Human-Centered Design systems such as Design Thinking have swept the global business world and helped many companies improve their ability to design products and services. Yet the way Design Thinking is often implemented focuses narrowly on individual needs and desires and can underestimate the powerful influence that our communities have on our behavior.
In this talk David Robertson and Wahde Galisgewi will profile four Cherokee innovators to show how members of a communal and egalitarian culture like the Cherokees design new products and services for the communities they’re serving. The unique and powerful role that the community plays in Cherokee culture led them all to use a broader lens as they pursued their innovations – developing empathy for communities instead of individuals. The talk has lessons for anyone interested in strengthening communities through innovation.

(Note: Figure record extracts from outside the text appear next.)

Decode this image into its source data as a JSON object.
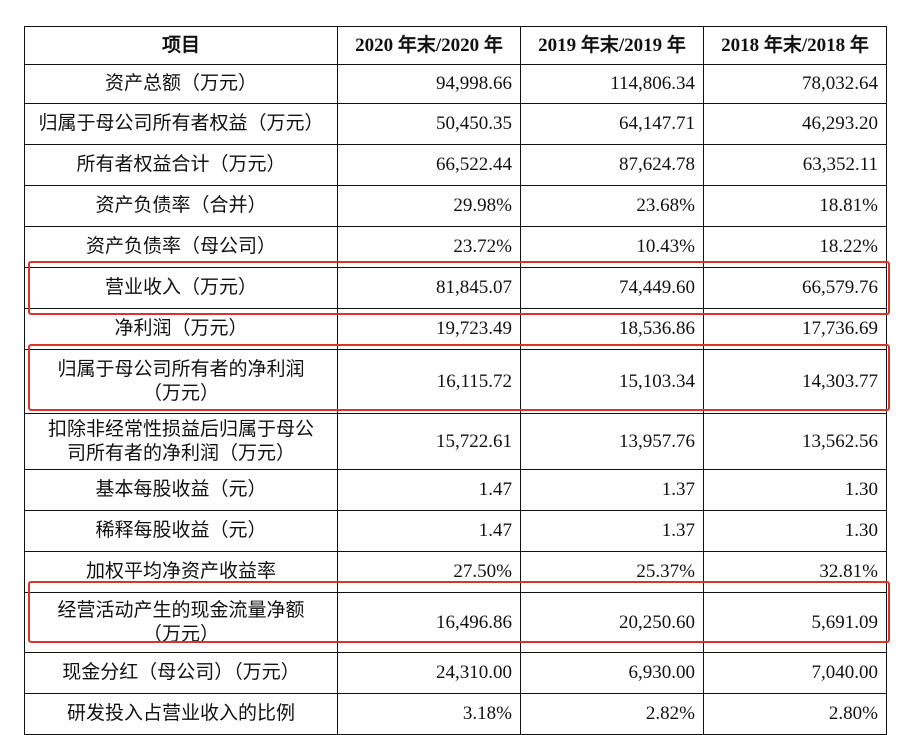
{
  "table": {
    "headers": [
      "项目",
      "2020 年末/2020 年",
      "2019 年末/2019 年",
      "2018 年末/2018 年"
    ],
    "rows": [
      {
        "label_lines": [
          "资产总额（万元）"
        ],
        "values": [
          "94,998.66",
          "114,806.34",
          "78,032.64"
        ]
      },
      {
        "label_lines": [
          "归属于母公司所有者权益（万元）"
        ],
        "values": [
          "50,450.35",
          "64,147.71",
          "46,293.20"
        ]
      },
      {
        "label_lines": [
          "所有者权益合计（万元）"
        ],
        "values": [
          "66,522.44",
          "87,624.78",
          "63,352.11"
        ]
      },
      {
        "label_lines": [
          "资产负债率（合并）"
        ],
        "values": [
          "29.98%",
          "23.68%",
          "18.81%"
        ]
      },
      {
        "label_lines": [
          "资产负债率（母公司）"
        ],
        "values": [
          "23.72%",
          "10.43%",
          "18.22%"
        ]
      },
      {
        "label_lines": [
          "营业收入（万元）"
        ],
        "values": [
          "81,845.07",
          "74,449.60",
          "66,579.76"
        ]
      },
      {
        "label_lines": [
          "净利润（万元）"
        ],
        "values": [
          "19,723.49",
          "18,536.86",
          "17,736.69"
        ]
      },
      {
        "label_lines": [
          "归属于母公司所有者的净利润",
          "（万元）"
        ],
        "values": [
          "16,115.72",
          "15,103.34",
          "14,303.77"
        ]
      },
      {
        "label_lines": [
          "扣除非经常性损益后归属于母公",
          "司所有者的净利润（万元）"
        ],
        "values": [
          "15,722.61",
          "13,957.76",
          "13,562.56"
        ]
      },
      {
        "label_lines": [
          "基本每股收益（元）"
        ],
        "values": [
          "1.47",
          "1.37",
          "1.30"
        ]
      },
      {
        "label_lines": [
          "稀释每股收益（元）"
        ],
        "values": [
          "1.47",
          "1.37",
          "1.30"
        ]
      },
      {
        "label_lines": [
          "加权平均净资产收益率"
        ],
        "values": [
          "27.50%",
          "25.37%",
          "32.81%"
        ]
      },
      {
        "label_lines": [
          "经营活动产生的现金流量净额",
          "（万元）"
        ],
        "values": [
          "16,496.86",
          "20,250.60",
          "5,691.09"
        ]
      },
      {
        "label_lines": [
          "现金分红（母公司）（万元）"
        ],
        "values": [
          "24,310.00",
          "6,930.00",
          "7,040.00"
        ]
      },
      {
        "label_lines": [
          "研发投入占营业收入的比例"
        ],
        "values": [
          "3.18%",
          "2.82%",
          "2.80%"
        ]
      }
    ]
  },
  "highlight_color": "#d9342b"
}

Wahde Galisgewi is Manager of Adult Immersion Programs for the Cherokee Nation’s Community and Cultural Outreach Department. Wahde is fluent in Cherokee, and is a recognized storyteller for the Cherokee Nation. He is also the author of “Cherokee Cultural Values.”
David Robertson is a Senior Lecturer at the MIT Sloan School of Management, where he teaches Innovation and Product Management. Over the course of his career, David has been a consultant at McKinsey, a startup advisor, a senior executive at small and large technology companies, a research fellow at MIT’s AI lab, and a radio show host.

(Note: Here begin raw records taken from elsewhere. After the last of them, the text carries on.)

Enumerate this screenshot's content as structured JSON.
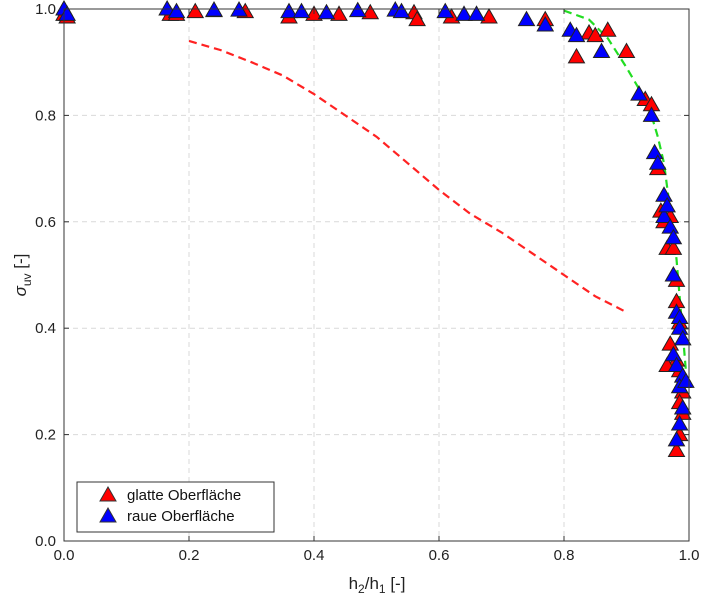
{
  "chart_data": {
    "type": "scatter",
    "title": "",
    "xlabel": {
      "main": "h",
      "sub1": "2",
      "mid": "/h",
      "sub2": "1",
      "unit": " [-]"
    },
    "ylabel": {
      "main": "σ",
      "sub": "uv",
      "unit": " [-]"
    },
    "xlim": [
      0,
      1
    ],
    "ylim": [
      0,
      1
    ],
    "xticks": [
      0,
      0.2,
      0.4,
      0.6,
      0.8,
      1
    ],
    "yticks": [
      0,
      0.2,
      0.4,
      0.6,
      0.8,
      1
    ],
    "xtick_labels": [
      "0.0",
      "0.2",
      "0.4",
      "0.6",
      "0.8",
      "1.0"
    ],
    "ytick_labels": [
      "0.0",
      "0.2",
      "0.4",
      "0.6",
      "0.8",
      "1.0"
    ],
    "grid": true,
    "legend_position": "bottom-left",
    "series": [
      {
        "name": "glatte Oberfläche",
        "color": "#ff0000",
        "marker": "triangle",
        "points": [
          [
            0.0,
            0.99
          ],
          [
            0.005,
            0.985
          ],
          [
            0.17,
            0.99
          ],
          [
            0.18,
            0.99
          ],
          [
            0.21,
            0.995
          ],
          [
            0.24,
            0.997
          ],
          [
            0.29,
            0.995
          ],
          [
            0.36,
            0.985
          ],
          [
            0.4,
            0.99
          ],
          [
            0.44,
            0.99
          ],
          [
            0.49,
            0.993
          ],
          [
            0.56,
            0.993
          ],
          [
            0.565,
            0.98
          ],
          [
            0.62,
            0.985
          ],
          [
            0.68,
            0.985
          ],
          [
            0.77,
            0.98
          ],
          [
            0.82,
            0.91
          ],
          [
            0.84,
            0.955
          ],
          [
            0.85,
            0.95
          ],
          [
            0.87,
            0.96
          ],
          [
            0.9,
            0.92
          ],
          [
            0.93,
            0.83
          ],
          [
            0.94,
            0.82
          ],
          [
            0.95,
            0.7
          ],
          [
            0.955,
            0.62
          ],
          [
            0.96,
            0.6
          ],
          [
            0.965,
            0.55
          ],
          [
            0.97,
            0.61
          ],
          [
            0.975,
            0.55
          ],
          [
            0.98,
            0.49
          ],
          [
            0.98,
            0.45
          ],
          [
            0.985,
            0.41
          ],
          [
            0.97,
            0.37
          ],
          [
            0.98,
            0.34
          ],
          [
            0.985,
            0.32
          ],
          [
            0.99,
            0.3
          ],
          [
            0.965,
            0.33
          ],
          [
            0.99,
            0.28
          ],
          [
            0.985,
            0.26
          ],
          [
            0.99,
            0.24
          ],
          [
            0.985,
            0.2
          ],
          [
            0.98,
            0.17
          ]
        ]
      },
      {
        "name": "raue Oberfläche",
        "color": "#0000ff",
        "marker": "triangle",
        "points": [
          [
            0.0,
            1.0
          ],
          [
            0.005,
            0.99
          ],
          [
            0.165,
            1.0
          ],
          [
            0.18,
            0.995
          ],
          [
            0.24,
            0.998
          ],
          [
            0.28,
            0.998
          ],
          [
            0.36,
            0.995
          ],
          [
            0.38,
            0.995
          ],
          [
            0.42,
            0.993
          ],
          [
            0.47,
            0.997
          ],
          [
            0.53,
            0.998
          ],
          [
            0.54,
            0.995
          ],
          [
            0.61,
            0.995
          ],
          [
            0.64,
            0.99
          ],
          [
            0.66,
            0.99
          ],
          [
            0.74,
            0.98
          ],
          [
            0.77,
            0.97
          ],
          [
            0.81,
            0.96
          ],
          [
            0.82,
            0.95
          ],
          [
            0.86,
            0.92
          ],
          [
            0.92,
            0.84
          ],
          [
            0.94,
            0.8
          ],
          [
            0.945,
            0.73
          ],
          [
            0.95,
            0.71
          ],
          [
            0.96,
            0.65
          ],
          [
            0.96,
            0.61
          ],
          [
            0.965,
            0.63
          ],
          [
            0.97,
            0.59
          ],
          [
            0.975,
            0.57
          ],
          [
            0.975,
            0.5
          ],
          [
            0.98,
            0.43
          ],
          [
            0.985,
            0.42
          ],
          [
            0.985,
            0.4
          ],
          [
            0.99,
            0.38
          ],
          [
            0.975,
            0.35
          ],
          [
            0.98,
            0.33
          ],
          [
            0.99,
            0.31
          ],
          [
            0.985,
            0.29
          ],
          [
            0.99,
            0.25
          ],
          [
            0.985,
            0.22
          ],
          [
            0.98,
            0.19
          ],
          [
            0.995,
            0.3
          ]
        ]
      }
    ],
    "curves": [
      {
        "name": "red dashed curve",
        "color": "#ff2222",
        "style": "dashed",
        "points": [
          [
            0.2,
            0.94
          ],
          [
            0.25,
            0.923
          ],
          [
            0.3,
            0.9
          ],
          [
            0.35,
            0.875
          ],
          [
            0.4,
            0.84
          ],
          [
            0.45,
            0.8
          ],
          [
            0.5,
            0.76
          ],
          [
            0.55,
            0.71
          ],
          [
            0.6,
            0.66
          ],
          [
            0.65,
            0.615
          ],
          [
            0.7,
            0.58
          ],
          [
            0.75,
            0.54
          ],
          [
            0.8,
            0.5
          ],
          [
            0.85,
            0.46
          ],
          [
            0.9,
            0.43
          ]
        ]
      },
      {
        "name": "green dashed curve",
        "color": "#22dd22",
        "style": "dashed",
        "points": [
          [
            0.8,
            0.997
          ],
          [
            0.84,
            0.98
          ],
          [
            0.87,
            0.945
          ],
          [
            0.9,
            0.89
          ],
          [
            0.92,
            0.85
          ],
          [
            0.94,
            0.8
          ],
          [
            0.95,
            0.76
          ],
          [
            0.96,
            0.71
          ],
          [
            0.97,
            0.62
          ],
          [
            0.98,
            0.53
          ],
          [
            0.985,
            0.46
          ],
          [
            0.99,
            0.39
          ],
          [
            0.995,
            0.32
          ]
        ]
      }
    ]
  }
}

From 2002 through 2009 David was the LEGO Professor of Innovation and Technology Management at Switzerland’s Institute for Management Development (IMD). While at IMD, David was given inside access to The LEGO Group, and wrote his award-winning book Brick by Brick: How LEGO Rewrote the Rules of Innovation and Conquered the Global Toy Industry (2013). David’s latest book The Power of Little Ideas: A Low-Risk, High-Reward Approach to Innovation (2017, Harvard Business Review Press). From 2010 through 2017, David was a Professor of Practice at the Wharton School at the University of Pennsylvania where he taught Innovation and Product Design.

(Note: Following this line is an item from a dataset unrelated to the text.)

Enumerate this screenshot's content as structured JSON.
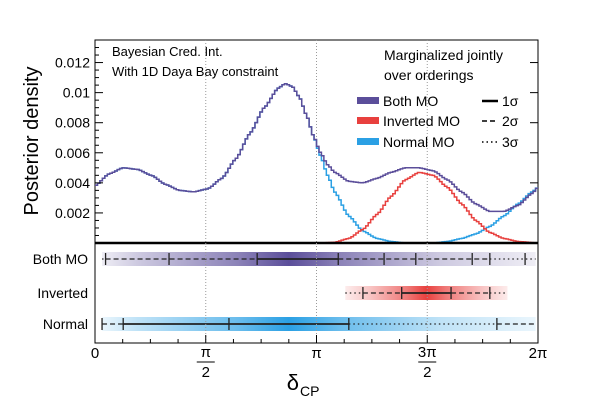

David currently runs MIT’s largest executive program, the Executive Program in General Management. He teaches in MIT’s MBA and executive programs, consults with global Fortune 1000 companies on Innovation and Product Management issues, and is a frequent speaker at corporate events and industry trade shows. David holds an SM and PhD from the MIT Sloan School of Management, and a BS in Computer Engineering from the University of Illinois. David and his two children are members of the Cherokee Nation.